MANILA, Philippines – Cyber thieves are now attacking mobile phones to steal cash, according to a report released by bbc.com.
Initial reports by Lookout indicate that cases of cyber theft through mobile phones have increased by 62 percent from just 29 percent in the nine months covered by the report.
Lookout is a smartphone security company dedicated to making the mobile experience safe.
Viruses were getting on to phones via booby-trapped apps (applications) and through adverts and web pages harboring malware, the report said.
Kevin Mahaffey, head of technology at Lookout, said phone fraudsters were increasingly using viruses that added charges to a user’s bill to cash in.
But lately, cyber thieves increased the use of more sophisticated malware. Malware is a software that is intended to damage or disable computers and computer systems.
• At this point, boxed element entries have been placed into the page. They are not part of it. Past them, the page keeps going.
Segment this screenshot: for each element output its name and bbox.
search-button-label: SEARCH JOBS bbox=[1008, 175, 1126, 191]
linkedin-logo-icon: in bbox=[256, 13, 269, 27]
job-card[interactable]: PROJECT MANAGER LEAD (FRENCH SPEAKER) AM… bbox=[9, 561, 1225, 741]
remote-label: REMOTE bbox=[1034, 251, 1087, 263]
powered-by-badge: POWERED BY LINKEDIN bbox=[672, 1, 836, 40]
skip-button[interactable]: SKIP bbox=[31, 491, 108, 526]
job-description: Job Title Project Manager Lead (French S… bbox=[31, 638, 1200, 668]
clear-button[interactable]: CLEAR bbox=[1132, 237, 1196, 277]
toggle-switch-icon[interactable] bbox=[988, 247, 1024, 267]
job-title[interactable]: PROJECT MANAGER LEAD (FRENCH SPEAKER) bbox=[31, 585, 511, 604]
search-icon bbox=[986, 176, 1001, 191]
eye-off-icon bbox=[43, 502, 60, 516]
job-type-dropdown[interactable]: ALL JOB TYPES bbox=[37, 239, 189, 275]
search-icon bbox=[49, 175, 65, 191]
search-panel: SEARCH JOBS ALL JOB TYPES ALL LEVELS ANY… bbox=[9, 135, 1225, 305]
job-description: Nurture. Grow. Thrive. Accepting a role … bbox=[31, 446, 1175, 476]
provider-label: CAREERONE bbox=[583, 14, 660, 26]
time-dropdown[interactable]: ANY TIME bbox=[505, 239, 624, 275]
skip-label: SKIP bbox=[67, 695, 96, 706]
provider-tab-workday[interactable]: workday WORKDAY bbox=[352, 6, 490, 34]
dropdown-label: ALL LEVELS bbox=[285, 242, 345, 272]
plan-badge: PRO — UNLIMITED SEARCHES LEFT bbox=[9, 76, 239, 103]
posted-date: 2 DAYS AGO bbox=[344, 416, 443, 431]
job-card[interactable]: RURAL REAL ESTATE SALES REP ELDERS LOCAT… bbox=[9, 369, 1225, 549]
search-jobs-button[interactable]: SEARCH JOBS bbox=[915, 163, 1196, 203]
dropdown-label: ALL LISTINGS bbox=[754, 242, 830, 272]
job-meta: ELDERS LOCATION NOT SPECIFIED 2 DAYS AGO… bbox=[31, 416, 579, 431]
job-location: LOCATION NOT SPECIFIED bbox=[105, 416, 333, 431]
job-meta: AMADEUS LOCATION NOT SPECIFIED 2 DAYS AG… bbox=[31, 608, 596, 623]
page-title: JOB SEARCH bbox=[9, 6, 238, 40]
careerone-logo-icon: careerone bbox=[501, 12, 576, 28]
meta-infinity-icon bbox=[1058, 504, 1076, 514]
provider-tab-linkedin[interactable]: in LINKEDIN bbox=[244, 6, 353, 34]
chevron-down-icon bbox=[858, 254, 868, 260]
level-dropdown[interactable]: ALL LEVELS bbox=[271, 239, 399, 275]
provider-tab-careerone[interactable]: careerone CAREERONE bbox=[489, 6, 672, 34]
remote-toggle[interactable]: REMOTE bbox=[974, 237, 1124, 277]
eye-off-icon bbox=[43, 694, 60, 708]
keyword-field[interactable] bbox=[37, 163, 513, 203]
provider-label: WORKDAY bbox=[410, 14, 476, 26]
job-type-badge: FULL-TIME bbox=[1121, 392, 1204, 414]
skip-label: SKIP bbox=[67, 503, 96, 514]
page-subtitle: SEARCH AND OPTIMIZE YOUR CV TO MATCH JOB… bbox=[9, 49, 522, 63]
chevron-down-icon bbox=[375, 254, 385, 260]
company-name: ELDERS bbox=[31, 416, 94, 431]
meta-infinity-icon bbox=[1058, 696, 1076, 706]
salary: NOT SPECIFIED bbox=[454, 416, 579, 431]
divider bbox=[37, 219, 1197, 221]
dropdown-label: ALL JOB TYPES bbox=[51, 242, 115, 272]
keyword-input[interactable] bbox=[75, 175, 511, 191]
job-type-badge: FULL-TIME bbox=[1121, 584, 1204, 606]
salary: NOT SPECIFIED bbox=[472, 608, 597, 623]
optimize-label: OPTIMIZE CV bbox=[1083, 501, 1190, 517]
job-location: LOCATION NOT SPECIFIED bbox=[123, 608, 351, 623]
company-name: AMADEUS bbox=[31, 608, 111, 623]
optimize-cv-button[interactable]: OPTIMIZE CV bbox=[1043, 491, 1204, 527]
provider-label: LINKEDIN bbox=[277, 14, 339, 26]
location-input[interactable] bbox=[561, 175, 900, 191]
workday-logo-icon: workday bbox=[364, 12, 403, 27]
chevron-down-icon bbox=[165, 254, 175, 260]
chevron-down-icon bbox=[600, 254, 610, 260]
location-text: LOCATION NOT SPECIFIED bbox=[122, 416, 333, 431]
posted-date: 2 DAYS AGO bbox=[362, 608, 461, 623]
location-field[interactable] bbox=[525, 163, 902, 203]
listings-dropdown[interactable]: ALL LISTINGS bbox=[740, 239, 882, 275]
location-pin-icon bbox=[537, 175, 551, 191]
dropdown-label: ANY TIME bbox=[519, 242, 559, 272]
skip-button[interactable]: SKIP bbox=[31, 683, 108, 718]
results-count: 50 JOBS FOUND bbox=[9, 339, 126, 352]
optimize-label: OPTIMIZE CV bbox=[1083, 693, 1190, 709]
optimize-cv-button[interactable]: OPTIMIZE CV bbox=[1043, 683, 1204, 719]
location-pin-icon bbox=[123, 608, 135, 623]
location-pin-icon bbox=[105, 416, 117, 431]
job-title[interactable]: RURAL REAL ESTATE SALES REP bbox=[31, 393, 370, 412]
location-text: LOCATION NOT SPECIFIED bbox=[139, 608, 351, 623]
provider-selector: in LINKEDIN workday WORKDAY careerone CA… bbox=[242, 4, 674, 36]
Lookout noted attacks that did not directly try to steal money from a phone. It simply inserts a virus called “NotCompatible.”
“It turns your phone into a proxy for fraudulent behavior,” Mahaffey, said.
The virus would influence mobile money transactions of the infected mobile phone, thus becoming a conduit instead of the cyber thieves using their own devices directly.
“Such a virus might be used to artificially inflate the popularity of an advert, a song on a music website to help generate a larger return for criminals,” the bbc.com report said.